United est également déjà cliente de l'A321 d'Airbus. Il y a deux ans, elle a commandé 50 unités du futur A321XLR pour près de 7 Mds$ au prix catalogue. Elle devrait recevoir ses premiers appareils en 2024. Cette commande additionnelle d'A321neo constituerait ainsi une bonne nouvelle pour Airbus dans la mesure où United est considéré comme l'un des acheteurs les plus influents du secteur. La compagnie a par ailleurs indiqué tabler sur un bénéfice imposable ajusté en juillet, ce qui serait son premier résultat positif depuis janvier 2020 avec la reprise des réservations.

* Boeing (-3,4%) devra patienter pour voir entrer en service son 777X. L'agence américaine de la sécurité aérienne (FAA) a informé le géant de l'aéronautique qu'elle ne certifiera pas "de manière réaliste" l'appareil, une version allongée du 777, avant la mi/fin 2023. Dans une lettre datée du 13 mai et vue par 'Reuters' et 'Bloomberg', le régulateur a aussi dit à Boeing que son nouveau modèle d'appareil n'était pas encore prêt pour franchir une étape significative de certification.

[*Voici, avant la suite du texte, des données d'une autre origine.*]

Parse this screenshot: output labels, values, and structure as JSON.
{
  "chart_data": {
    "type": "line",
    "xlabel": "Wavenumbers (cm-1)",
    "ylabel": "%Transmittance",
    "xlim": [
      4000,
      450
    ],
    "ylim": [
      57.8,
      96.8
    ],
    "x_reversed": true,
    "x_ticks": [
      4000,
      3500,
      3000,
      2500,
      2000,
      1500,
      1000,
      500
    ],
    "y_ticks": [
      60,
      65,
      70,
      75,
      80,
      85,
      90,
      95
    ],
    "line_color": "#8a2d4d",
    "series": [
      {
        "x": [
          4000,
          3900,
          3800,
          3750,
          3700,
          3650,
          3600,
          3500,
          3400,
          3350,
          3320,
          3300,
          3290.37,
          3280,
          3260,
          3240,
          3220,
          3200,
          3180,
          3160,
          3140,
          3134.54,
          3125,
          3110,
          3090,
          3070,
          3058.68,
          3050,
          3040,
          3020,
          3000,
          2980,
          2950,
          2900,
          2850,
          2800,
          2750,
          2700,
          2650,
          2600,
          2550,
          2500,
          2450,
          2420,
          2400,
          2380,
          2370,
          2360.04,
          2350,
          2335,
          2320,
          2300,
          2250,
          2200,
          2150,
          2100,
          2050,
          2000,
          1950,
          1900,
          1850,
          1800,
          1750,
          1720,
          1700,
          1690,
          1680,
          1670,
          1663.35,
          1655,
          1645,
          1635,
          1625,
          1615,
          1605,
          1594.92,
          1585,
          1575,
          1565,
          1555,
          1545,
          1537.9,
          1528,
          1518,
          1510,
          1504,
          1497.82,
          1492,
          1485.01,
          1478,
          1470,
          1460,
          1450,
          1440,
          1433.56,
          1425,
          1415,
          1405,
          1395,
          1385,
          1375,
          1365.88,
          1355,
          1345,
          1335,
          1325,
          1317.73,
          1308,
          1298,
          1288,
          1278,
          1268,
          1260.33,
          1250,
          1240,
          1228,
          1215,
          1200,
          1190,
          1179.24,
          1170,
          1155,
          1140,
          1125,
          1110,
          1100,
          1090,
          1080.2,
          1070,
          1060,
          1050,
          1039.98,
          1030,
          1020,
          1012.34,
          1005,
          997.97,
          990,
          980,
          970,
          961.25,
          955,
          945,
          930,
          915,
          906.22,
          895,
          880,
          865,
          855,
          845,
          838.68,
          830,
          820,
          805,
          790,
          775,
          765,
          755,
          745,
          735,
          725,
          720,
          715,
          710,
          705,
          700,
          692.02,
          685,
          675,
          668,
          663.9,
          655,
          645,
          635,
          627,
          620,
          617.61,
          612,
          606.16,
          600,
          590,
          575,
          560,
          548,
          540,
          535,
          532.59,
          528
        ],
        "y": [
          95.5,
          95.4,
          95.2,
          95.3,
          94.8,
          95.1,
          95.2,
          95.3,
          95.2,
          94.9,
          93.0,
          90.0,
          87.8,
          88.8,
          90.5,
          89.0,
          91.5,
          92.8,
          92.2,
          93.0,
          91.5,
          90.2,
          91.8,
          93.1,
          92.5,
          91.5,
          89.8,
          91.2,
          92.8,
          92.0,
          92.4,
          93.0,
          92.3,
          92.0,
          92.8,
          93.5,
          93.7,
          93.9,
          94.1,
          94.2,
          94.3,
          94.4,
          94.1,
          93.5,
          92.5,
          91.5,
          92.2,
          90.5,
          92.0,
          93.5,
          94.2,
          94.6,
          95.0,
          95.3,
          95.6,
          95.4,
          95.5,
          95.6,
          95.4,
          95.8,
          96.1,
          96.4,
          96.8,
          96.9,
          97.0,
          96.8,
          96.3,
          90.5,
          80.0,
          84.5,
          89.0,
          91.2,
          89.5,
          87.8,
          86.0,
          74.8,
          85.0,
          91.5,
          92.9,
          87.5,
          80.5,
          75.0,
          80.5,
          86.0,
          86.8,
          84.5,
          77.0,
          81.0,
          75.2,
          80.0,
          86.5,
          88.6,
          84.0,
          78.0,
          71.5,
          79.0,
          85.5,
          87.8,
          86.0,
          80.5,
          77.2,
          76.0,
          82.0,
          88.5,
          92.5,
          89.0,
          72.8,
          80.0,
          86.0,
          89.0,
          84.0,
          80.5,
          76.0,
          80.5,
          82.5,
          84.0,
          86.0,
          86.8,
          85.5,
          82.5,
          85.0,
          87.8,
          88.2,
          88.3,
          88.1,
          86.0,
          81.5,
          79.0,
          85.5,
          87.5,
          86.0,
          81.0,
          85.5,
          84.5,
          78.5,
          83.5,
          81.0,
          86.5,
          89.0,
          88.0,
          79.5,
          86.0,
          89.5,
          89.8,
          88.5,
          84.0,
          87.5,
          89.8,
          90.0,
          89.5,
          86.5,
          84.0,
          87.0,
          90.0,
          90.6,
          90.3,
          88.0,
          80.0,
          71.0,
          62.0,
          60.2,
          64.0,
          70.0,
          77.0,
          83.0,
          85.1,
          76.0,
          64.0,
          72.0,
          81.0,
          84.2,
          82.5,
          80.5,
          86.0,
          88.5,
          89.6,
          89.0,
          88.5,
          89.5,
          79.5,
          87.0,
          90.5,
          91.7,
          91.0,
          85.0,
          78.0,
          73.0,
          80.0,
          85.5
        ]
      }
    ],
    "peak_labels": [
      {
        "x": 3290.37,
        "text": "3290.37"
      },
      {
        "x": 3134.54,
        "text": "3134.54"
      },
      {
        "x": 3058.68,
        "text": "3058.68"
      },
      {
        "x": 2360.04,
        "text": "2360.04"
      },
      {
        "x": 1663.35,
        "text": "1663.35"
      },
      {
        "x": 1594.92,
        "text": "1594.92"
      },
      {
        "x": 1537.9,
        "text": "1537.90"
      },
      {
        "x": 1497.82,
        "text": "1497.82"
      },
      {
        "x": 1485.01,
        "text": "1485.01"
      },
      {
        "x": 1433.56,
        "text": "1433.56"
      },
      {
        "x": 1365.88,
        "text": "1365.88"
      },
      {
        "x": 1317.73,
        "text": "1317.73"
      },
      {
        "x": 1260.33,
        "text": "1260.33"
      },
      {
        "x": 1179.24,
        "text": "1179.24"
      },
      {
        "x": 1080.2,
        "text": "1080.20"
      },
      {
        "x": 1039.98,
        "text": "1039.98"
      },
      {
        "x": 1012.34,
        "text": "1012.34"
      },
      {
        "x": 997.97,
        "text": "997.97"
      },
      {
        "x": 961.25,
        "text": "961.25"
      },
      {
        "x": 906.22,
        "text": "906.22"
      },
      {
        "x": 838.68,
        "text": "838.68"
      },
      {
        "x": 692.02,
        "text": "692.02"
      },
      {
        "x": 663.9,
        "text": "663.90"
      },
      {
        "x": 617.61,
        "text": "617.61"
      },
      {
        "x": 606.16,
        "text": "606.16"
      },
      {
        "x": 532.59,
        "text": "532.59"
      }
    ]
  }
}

La lettre évoque un certain nombre de réserves concernant le manque de données et l'absence d'une évaluation préliminaire de la sécurité que l'agence doit examiner.

La FAA exige notamment que Boeing remédie à de multiples lacunes, particulièrement en ce qui concerne le logiciel de contrôle de vol qui a apparemment déclenché le déplacement de l'avion sans l'intervention des pilotes lors d'un vol effectué en décembre. "Boeing reste pleinement concentré sur la sécurité, qui est notre priorité absolue tout au long du développement du 777X", a déclaré un porte-parole du constructeur aéronautique américain. "Nous travaillons dans le cadre d'un processus de développement rigoureux pour nous assurer que nous répondons à toutes les exigences applicables". En janvier, Boeing avait lui-même fait part du report de l'entrée en service du 777X à la fin de l'année 2023, le dernier d'une série de retards pour un avion dont le début des opérations était initialement prévu pour l'année passée.

* Biogen (-2,2%). Une commission de la Chambre des représentants américaine a annoncé vendredi l'ouverture d'une enquête sur l'approbation et la tarification de l'Aduhelm, le médicament de Biogen contre la maladie d'Alzheimer, face aux réserves suscitées par son prix élevé et les preuves cliniques de son efficacité.